Hazine ve Maliye Bakanlığı tarafında ise, vergi denetimlerine hız verilerek bir yandan kayıt dışı ekonomiyle mücadeleye devam edildiği, denetimlerde yapay zekanın kullanıldığı açıklamaları yapılırken, diğer yandan vergi tahsilatını artırma çalışmaları başlatılmıştır. Bu kapsamda vergi borcu olan mükellefler vergi dairelerine davet edilerek borçlarını ödemeleri gerektiği aksi takdirde haciz işlemi başlatılacağı uyarısı yapılıyor.
Vergi borcu olan mükelleflerin likiditeye erişme zorluğu nedeniyle ve nakit akışlarındaki sıkışıklıklar nedeniyle söz konusu borçlarını tek seferde veya kısa vadede ödemekte zorlanmakta oldukları görülmekte olup, bu mükellefler için Tecil ve Taksitlendirme seçeneği bir alternatif olarak karşımıza çıkmaktadır.
Vergi daireleri tahsilat çalışmaları başladı
Vergi borcu olan mükellefler bu günlerde vergi müfettişleri tarafından vergi dairelerine davet edilerek vergi borçlarını ödemeleri gerektiği yönünde uyarılarla karşılaşmaktadırlar. Uyarılara rağmen borçlarını ödemeyen mükellefler için ise ödeme emirleri tebliğ edilerek haciz işlemleri başlatılmaktadır.
Bu kapsamda mükelleflerin banka hesaplarına elektronik haciz konulması, borçlu adına kayıtlı menkul ve gayrimenkuller üzerine haciz konulması ile mükelleflerin alacaklı bulunduğu kişilerin ellerindeki malların ve alacakların haczini uygulama yoluyla vergi alacağı tahsil edilmeye çalışılmaktadır. Bilindiği üzere, vergi ödemeleri borçlu mükellefler açısından finansman ihtiyacını doğurmaktadır.
Böyle olunca da mükellefler vergi borçlarını ödemek için kredi kuruluşlarına yönelmekte ya da borcu sabit ve uzun vadeli ödeme planına bağlayarak tecil ve taksitlendirme seçeneğini kullanmak istemektedirler. Sıkılaştırıcı para politikasının uygulanması neticesinde kredi bulmakta zorlanan mükellefler açısından tecil ve taksitlendirme seçeneği bir alternatif olarak kullanılabilmektedir.
Tecil ve taksitlendirme uygulaması
Tecil düzenlemesi 6183 Sayılı Amme Alacaklarının Tahsil Usulü Hakkında Kanun’un 48. Maddesinde düzenlenmiş bulunmaktadır.
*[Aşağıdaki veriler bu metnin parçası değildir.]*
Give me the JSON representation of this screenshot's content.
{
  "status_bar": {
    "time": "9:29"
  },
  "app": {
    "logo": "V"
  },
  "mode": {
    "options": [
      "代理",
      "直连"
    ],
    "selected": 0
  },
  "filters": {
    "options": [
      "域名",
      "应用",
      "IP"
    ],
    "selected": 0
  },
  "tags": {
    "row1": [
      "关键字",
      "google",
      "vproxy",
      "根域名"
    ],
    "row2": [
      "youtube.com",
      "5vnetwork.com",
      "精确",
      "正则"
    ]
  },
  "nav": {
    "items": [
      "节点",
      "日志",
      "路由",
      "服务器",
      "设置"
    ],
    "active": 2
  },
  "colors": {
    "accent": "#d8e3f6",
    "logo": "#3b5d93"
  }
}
Kanuna göre; borcun vadesinde ödenmesi veya haczin uygulanması ya da haczolunmuş malların paraya çevrilmesi borçluyu çok zor duruma düşürecekse, borçlu tarafından yazı ile istenmiş ve teminat gösterilmiş olmak şartıyla kamu alacağı 36 ayı geçmemek üzere ve faiz alınarak tecil edilebilmektedir.
Tecil edilecek borçların taleplerinin değerlendirilmesinde tutarlara göre yetkiler belirlenmiş olup bunlar; Büyük Mükellefler, Ankara, İstanbul ve İzmir Vergi Dairesi Başkanlıkları için 5 milyon TL, Diğer Vergi Dairesi Başkanlıkları için 3 milyon TL, Defterdarlıklar için 2 milyon TL, Bağımsız vergi daireleri için 600 bin TL, Bağlı Vergi Daireleri için 150 bin TL şeklinde belirlenmiştir. Tutarları aşan talepler Gelir İdaresi Başkanlığınca değerlendirilecektir.
Kanun kapsamında geçici vergi, özel tüketim vergisi, banka ve sigorta muameleleri vergisi, özel iletişim vergisi ve harçların tecil ve taksitlendirme kapsamında olmadığını hatırlatalım. Ayrıca tecil ve taksitlendirilecek borçlar için yıllık yüzde 24 tecil faizi uygulandığını da belirtmiş olalım.